Some people may be at higher risk of CLL because they have certain blood disorders, such as myelodysplastic syndrome, or inherited disorders, such as Down syndrome, or because they were treated with certain chemotherapy drugs or radiation. Doctors typically recommend these people have regular checkups.
If you have signs or symptoms of CLL, or if a physical examination indicated you may have leukemia, the doctor will need to take samples of your blood and bone marrow to have it tested to be sure. The blood will be drawn from a vein in the arm, in most cases, but the bone marrow will be extracted in two ways: through an aspiration and a biopsy.
Bone aspiration and biopsy
The bone marrow aspiration and biopsy are done at the same time. Samples are generally taken from the back of the pelvic bone (hip), or sometimes from the sternum (breastbone).

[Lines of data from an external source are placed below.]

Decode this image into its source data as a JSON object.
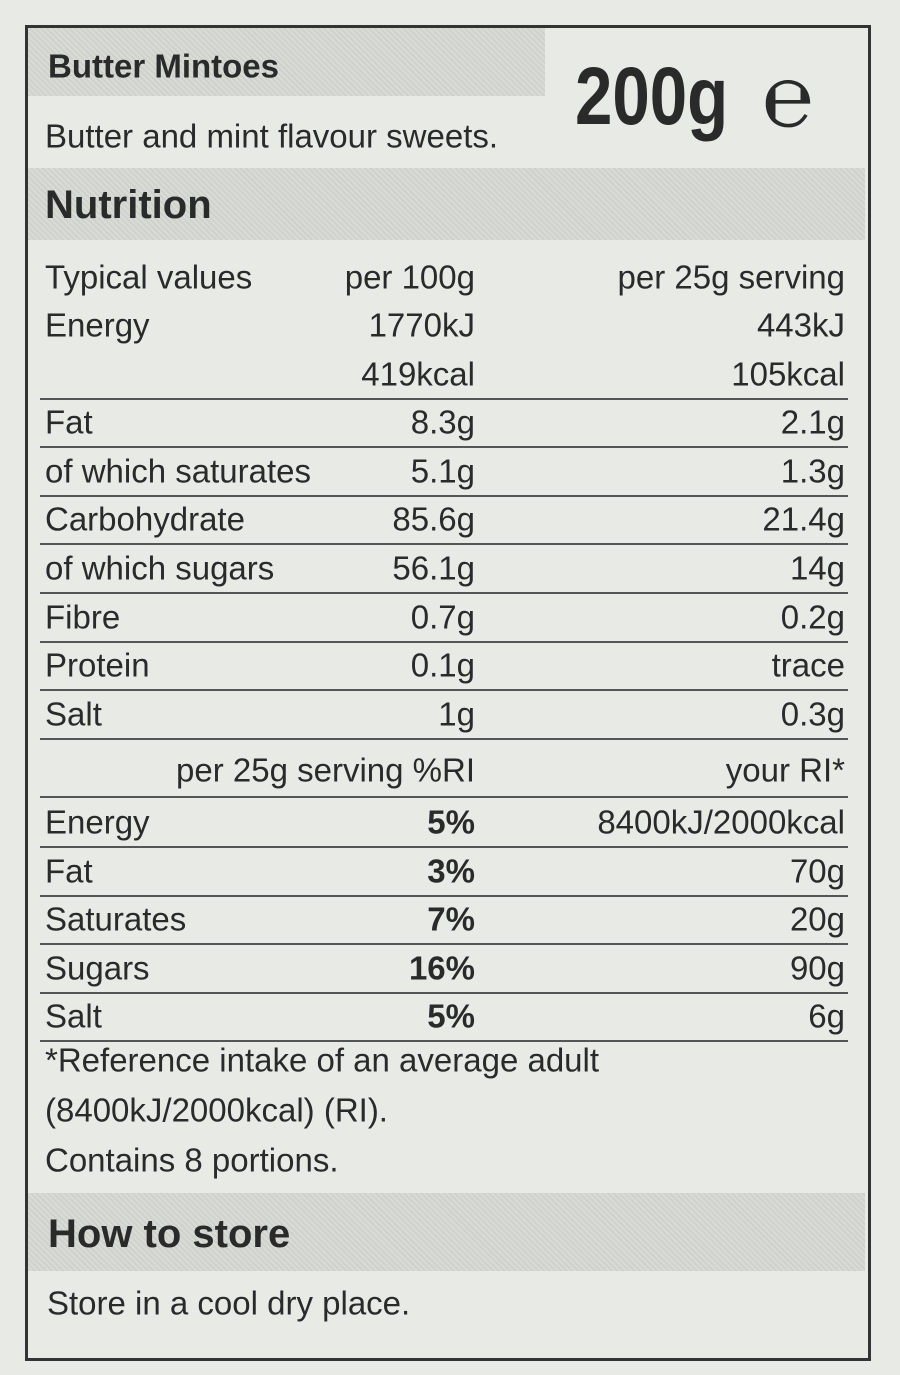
{
  "product": {
    "name": "Butter Mintoes",
    "description": "Butter and mint flavour sweets.",
    "weight": "200g",
    "estimate_mark": "℮"
  },
  "nutrition": {
    "heading": "Nutrition",
    "columns": [
      "Typical values",
      "per 100g",
      "per 25g serving"
    ],
    "rows": [
      [
        "Energy",
        [
          "1770kJ",
          "419kcal"
        ],
        [
          "443kJ",
          "105kcal"
        ]
      ],
      [
        "Fat",
        "8.3g",
        "2.1g"
      ],
      [
        "of which saturates",
        "5.1g",
        "1.3g"
      ],
      [
        "Carbohydrate",
        "85.6g",
        "21.4g"
      ],
      [
        "of which sugars",
        "56.1g",
        "14g"
      ],
      [
        "Fibre",
        "0.7g",
        "0.2g"
      ],
      [
        "Protein",
        "0.1g",
        "trace"
      ],
      [
        "Salt",
        "1g",
        "0.3g"
      ]
    ],
    "ri_columns": [
      "per 25g serving %RI",
      "your RI*"
    ],
    "ri_rows": [
      [
        "Energy",
        "5%",
        "8400kJ/2000kcal"
      ],
      [
        "Fat",
        "3%",
        "70g"
      ],
      [
        "Saturates",
        "7%",
        "20g"
      ],
      [
        "Sugars",
        "16%",
        "90g"
      ],
      [
        "Salt",
        "5%",
        "6g"
      ]
    ],
    "footnotes": [
      "*Reference intake of an average adult",
      "(8400kJ/2000kcal) (RI).",
      "Contains 8 portions."
    ]
  },
  "storage": {
    "heading": "How to store",
    "text": "Store in a cool dry place."
  }
}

For the aspiration, the patient would lie on a table, either on your side or stomach, and the aspiration site is cleaned. The area is then numbed with a local anesthetic. A thin, hollow needle is then inserted into the bone and a syringe is used to extract a small amount of bone marrow. Even with the anesthetic, some people feel some brief pain when the bone marrow is removed.
The bone marrow biopsy is done right after the aspiration. A small piece of bone and marrow (about 1/16 in diameter and about 1/2 inch long) is removed with a slightly larger needle that is twisted and pushed down into the bone. The biopsy may also cause some brief pain. One the biopsy is done, pressure is applied to the site to prevent bleeding.
These samples are sent to a lab where they are examined for leukemia cells.
CLL can sometimes spread to the brain and spinal cord, and for this reason your doctor may need to take a sample of spinal fluid for testing. The fluid will be extracted using a lumbar puncture—also known as a spinal tap. This test is used only for patients whose symptoms may be caused by the leukemia spreading to the brain and spinal cord.
There are several lab tests that may be used to determine whether you have CLL or how advanced the disease may be.
- Complete blood count and peripheral blood smear
- A complete blood count (CBC) measures the levels of the different cells in the blood: red blood cells, white blood cells, and platelets. Some of the blood is placed on a slide and examined under a microscope. Most patients with CLL have too many immature white blood cells and not enough red blood cells or platelets.
- Blood chemistry and coagulation tests
- These tests measure the amount of certain chemicals in the blood, as well as the blood’s ability to clot. These tests aren’t used to diagnose leukemia, but can detect other problems.
Normally, human cells contain 23 pairs of chromosomes, or DNA bundles. For people with leukemia, however, the cells may have some chromosome changes—sometimes there is a deletion, or a piece of the chromosome is missing.
What happens more often in CLL is that two chromosomes “share” some of their DNA—one chromosome becomes attached to part of another chromosome. This is called translocation.
Information about these and other changes can help your doctor determine your outlook and response to treatment.
Imaging tests, like X-rays, computed tomography (CT) scans, magnetic resonance imaging (MRI) scans, and ultrasounds may be used to help doctors see detailed images inside your body.
Should I get screened for CLL?
Unfortunately, there are no screening tests routinely available to detect CLL in the early stages. However, CLL is sometimes detected when certain symptoms show up in routine blood tests done for other reasons. For example, a person’s normal blood cell count may be very low, even if there are no other symptoms. That may lead to other tests in which CLL may be found.